Appellant’s position is supported by case law. For instance, in Stovall v. State, 683 S.W.2d 891 (Tex. App.–Fort Worth 1985, pet. ref’d), the court was asked to determine whether a one time appearance in a bar violated a term of probation directing Stovall against “frequenting” places where alcoholic beverages were sold. The court held that it did not. Id. at 893. It so ruled due to the common meaning of the word. According to it, “frequent” encompassed “an event that happen[ed] more than one time or more than a single occurrence.” Id. That interpretation also happens to comport with the one found in the Merriam-Webster Collegiate Dictionary, wherein the word is interpreted as meaning “to associate with, be in, or resort to often or habitually.” Merriam-Webster’s Collegiate Dictionary 500 (11th ed. 2003) (emphasis added). The Stovall court held that a single episode of being in a bar could not support the revocation of Stovall’s probation. Id. We see no reason to deviate from this precedent and the plain meaning assigned to the word “frequent.”

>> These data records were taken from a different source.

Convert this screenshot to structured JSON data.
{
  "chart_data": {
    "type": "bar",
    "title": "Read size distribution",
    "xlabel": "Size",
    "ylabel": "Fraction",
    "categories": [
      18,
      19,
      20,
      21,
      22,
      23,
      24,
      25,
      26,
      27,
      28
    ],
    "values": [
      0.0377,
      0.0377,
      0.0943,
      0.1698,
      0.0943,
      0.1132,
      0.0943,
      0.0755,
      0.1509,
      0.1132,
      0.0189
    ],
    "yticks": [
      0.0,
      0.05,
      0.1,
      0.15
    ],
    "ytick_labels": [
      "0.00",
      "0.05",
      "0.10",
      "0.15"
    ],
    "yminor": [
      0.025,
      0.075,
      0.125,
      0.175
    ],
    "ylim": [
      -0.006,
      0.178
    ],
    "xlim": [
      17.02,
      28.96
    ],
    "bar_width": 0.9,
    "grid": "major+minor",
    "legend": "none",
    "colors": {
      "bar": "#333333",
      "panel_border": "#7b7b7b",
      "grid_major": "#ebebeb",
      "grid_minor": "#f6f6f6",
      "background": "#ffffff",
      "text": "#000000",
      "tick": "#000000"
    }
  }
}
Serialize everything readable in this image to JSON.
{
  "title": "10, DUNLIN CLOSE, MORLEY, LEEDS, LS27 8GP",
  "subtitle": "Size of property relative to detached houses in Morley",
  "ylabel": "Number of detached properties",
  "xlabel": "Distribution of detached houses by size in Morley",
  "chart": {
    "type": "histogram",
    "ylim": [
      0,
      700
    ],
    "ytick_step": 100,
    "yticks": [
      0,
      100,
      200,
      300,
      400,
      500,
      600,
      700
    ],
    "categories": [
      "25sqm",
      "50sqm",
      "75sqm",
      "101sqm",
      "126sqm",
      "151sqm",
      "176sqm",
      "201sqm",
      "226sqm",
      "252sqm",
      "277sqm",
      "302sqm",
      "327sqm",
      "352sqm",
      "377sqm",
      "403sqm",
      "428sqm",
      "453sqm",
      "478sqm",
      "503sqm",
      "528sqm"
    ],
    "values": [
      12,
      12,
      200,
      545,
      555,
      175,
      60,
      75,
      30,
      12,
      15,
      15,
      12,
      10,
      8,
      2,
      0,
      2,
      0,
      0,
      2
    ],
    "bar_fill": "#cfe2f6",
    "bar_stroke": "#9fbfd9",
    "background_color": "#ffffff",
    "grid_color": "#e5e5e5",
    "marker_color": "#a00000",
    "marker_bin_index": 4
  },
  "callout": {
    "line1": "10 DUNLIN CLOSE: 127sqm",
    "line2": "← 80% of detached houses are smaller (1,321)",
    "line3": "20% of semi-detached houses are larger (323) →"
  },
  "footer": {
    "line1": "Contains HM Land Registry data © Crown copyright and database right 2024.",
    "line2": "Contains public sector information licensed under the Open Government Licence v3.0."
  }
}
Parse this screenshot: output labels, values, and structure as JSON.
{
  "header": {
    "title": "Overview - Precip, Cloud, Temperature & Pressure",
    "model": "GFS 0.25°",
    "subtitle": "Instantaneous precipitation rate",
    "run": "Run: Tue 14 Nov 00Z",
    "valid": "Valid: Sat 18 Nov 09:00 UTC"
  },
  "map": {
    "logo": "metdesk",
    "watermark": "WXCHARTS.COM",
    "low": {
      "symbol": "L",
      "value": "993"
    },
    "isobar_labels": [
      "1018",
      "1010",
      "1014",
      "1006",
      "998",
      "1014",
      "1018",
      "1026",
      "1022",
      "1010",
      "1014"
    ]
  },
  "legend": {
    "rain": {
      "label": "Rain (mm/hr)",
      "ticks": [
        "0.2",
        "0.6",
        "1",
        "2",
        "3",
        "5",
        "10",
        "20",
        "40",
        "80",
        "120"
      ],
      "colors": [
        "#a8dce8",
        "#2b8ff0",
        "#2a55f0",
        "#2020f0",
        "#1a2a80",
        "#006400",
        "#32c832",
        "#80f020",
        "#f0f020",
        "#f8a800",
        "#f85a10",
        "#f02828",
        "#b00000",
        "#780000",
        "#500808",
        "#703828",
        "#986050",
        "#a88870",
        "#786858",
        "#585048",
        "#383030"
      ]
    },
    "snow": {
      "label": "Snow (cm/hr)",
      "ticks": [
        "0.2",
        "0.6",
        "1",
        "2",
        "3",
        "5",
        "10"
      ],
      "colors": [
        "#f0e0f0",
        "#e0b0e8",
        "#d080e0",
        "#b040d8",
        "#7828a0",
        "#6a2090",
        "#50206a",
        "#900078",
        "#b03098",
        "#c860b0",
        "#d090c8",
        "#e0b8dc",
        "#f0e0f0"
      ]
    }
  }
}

Nonetheless, the State proposed that because appellant, during this one episode, not only entered the library to use a computer located across from a 15-year-old girl but also sat next to stairs which led to a children’s area upstairs, his actions showed multiple instances of his being where kids congregate. We find the argument interesting though unpersuasive. If accepted, it would also support the notion that with each step appellant took towards the computer and stairwell, he committed additional violations since with each step he was geographically in a different place in relation to the children. Reason counsels against splitting hairs so finely. Indeed, the Stovall court focused on the episode or event as a whole as opposed to instances of conduct within the event to assess the existence of a potential violation. More importantly, the condition before us itself defined the geographic scope contemplated by the word “area” when it added “fast food establishments, parks, playgrounds, sites of school functions, shopping malls, video arcades, or skating rinks” as examples of the restricted areas. Viewed through the lens of ejusdem generis, see Thomas v. State, 65 S.W.3d 38, 41 (Tex. Crim. App. 2001) (defining the principle as one interpreting general words that follow an enumeration of particular or specific things by confining the meaning of the general words to things of the same kind), those examples describe a location in general or as a whole, not specific parts of the whole. So we cannot say that the State’s position accurately interpreted the restriction. In view of this, we opt not to construe the restriction here in a way different than what was encompassed within the plain meaning of the words actually used.
In sum, the State failed to prove that appellant “frequent[ed]” a place where children congregated by simply showing that he was once in a library after being extended community supervision. Thus, we reverse the judgments adjudicating appellant’s guilt and dismiss the motions to proceed with the adjudication of guilt. See Garcia v. State, 571 S.W.2d 896, 900 (Tex. Crim. App. 1978) (reversing judgment and dismissing motion to revoke).